Don’t, he told himself. He didn’t know her. She was just another mysterious and potentially dangerous woman in his life.
“We need to move,” he said finally.
“Of course.” Her grip tightened on his hand. Before he knew what was happening, Karina tugged his arm upward, perpendicular to his torso, and gave it a solid yank.
The breath caught in his throat as his shoulder popped back into socket. He pulled away from her instinctively, pain searing through his arm and radiating into his chest.
She grinned. “Now we can go.”
He followed along behind her, rubbing his sore joint and glaring. “You could have warned me first.”
He didn’t say it in the moment, but one thing was clear. Though Karina had proven herself resourceful in their escape from the train station, she was obviously not going to stop for anyone or anything until she made it to her sister. Whatever was in her head was valuable enough for her to risk her life again and again to get it into safe hands. Zero would get to the bottom of it, just as soon as they found a place to rest e
asy for a short while—assuming they weren’t caught first.
CHAPTER TWENTY
Maria sat behind the desk in her office at the George Bush Center for Intelligence, the CIA’s headquarters in Langley, Virginia, and rubbed her tired eyes. On the desk before her was a hard copy of the photo, a black-and-white printout of the digital still image that Interpol had sent not twenty minutes earlier.

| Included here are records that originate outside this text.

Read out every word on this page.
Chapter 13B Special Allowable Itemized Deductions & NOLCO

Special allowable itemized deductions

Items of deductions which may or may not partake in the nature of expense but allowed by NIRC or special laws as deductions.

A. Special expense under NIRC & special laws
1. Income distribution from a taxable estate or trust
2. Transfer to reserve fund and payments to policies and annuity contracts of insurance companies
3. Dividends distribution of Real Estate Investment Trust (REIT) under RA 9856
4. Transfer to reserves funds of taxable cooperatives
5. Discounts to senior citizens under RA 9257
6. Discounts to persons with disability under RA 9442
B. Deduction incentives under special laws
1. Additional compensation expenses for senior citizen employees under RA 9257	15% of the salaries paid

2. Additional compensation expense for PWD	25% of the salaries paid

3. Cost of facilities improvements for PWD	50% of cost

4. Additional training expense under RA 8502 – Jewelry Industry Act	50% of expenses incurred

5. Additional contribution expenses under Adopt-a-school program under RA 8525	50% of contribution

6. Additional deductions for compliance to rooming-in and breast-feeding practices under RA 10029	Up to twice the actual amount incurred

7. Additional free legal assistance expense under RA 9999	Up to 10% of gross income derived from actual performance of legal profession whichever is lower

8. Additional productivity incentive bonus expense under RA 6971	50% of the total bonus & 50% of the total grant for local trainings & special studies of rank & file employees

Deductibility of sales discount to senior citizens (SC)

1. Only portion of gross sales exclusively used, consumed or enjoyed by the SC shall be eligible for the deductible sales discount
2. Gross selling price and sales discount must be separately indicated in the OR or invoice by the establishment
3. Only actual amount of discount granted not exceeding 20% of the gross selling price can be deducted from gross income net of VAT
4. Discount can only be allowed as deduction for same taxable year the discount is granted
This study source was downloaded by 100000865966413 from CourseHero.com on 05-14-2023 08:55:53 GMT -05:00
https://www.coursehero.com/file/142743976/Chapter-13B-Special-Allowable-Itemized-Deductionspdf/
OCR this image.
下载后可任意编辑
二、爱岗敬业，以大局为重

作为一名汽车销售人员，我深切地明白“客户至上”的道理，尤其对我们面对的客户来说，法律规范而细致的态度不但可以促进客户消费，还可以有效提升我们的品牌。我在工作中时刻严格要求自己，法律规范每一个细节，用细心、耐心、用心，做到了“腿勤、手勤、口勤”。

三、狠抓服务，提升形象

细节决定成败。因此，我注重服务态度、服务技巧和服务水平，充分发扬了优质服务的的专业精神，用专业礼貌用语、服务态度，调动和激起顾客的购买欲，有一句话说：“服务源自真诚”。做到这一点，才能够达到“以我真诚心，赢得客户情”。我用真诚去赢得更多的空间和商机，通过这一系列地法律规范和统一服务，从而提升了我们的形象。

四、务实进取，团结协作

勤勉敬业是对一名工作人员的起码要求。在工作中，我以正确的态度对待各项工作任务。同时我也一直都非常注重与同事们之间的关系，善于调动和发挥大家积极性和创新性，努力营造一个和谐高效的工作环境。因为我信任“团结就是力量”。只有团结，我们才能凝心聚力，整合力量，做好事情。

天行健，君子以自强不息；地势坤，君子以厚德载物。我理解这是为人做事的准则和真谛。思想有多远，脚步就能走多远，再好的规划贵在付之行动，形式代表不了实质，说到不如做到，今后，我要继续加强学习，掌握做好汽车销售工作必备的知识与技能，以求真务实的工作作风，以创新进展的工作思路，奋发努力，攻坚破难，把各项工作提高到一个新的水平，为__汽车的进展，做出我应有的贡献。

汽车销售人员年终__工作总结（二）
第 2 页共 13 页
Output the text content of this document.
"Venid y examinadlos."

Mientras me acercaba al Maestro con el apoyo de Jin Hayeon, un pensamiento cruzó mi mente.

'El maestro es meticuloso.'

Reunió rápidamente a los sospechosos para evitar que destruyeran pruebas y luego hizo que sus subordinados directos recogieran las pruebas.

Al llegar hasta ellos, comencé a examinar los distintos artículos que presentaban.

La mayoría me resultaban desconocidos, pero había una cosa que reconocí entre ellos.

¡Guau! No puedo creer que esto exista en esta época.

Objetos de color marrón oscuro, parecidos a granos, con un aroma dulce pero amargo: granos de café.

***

She hadn’t slept at all the night before, and the day had been a long one of meetings and phone calls and conferences. The higher-ups, among them the new CIA director (Maria’s direct boss) and the new Director of National Intelligence (Maria’s own father), were very concerned about what they called “this Zero situation.” They were worried about what might happen if a top former operative with a head full of national secrets turned on them. They were nervous that he’d joined forces with a renegade Russian interpreter with national secrets of her own. They were troubled that Zero had become paranoid and assumed that these new administrations must be hiding something, must be just as bad as the ones they had replaced. Their unease and perturbation were such that David Barren, both the DNI and Dad to her, was inspired to hop a flight to New York and pay a visit to Maya Lawson, apparently not entirely trusting Maria’s word when she said that the young woman had nothing to do with Zero’s sudden disappearance and actions over the past forty-eight hours.
They weren’t showing it, but the superiors in the CIA were panicked. Maria, on the other hand, was more concerned about what would happen to him and why he had done this in the first place. Last night and that same morning she had done all she could to delay the agency from taking action—but then the photo came.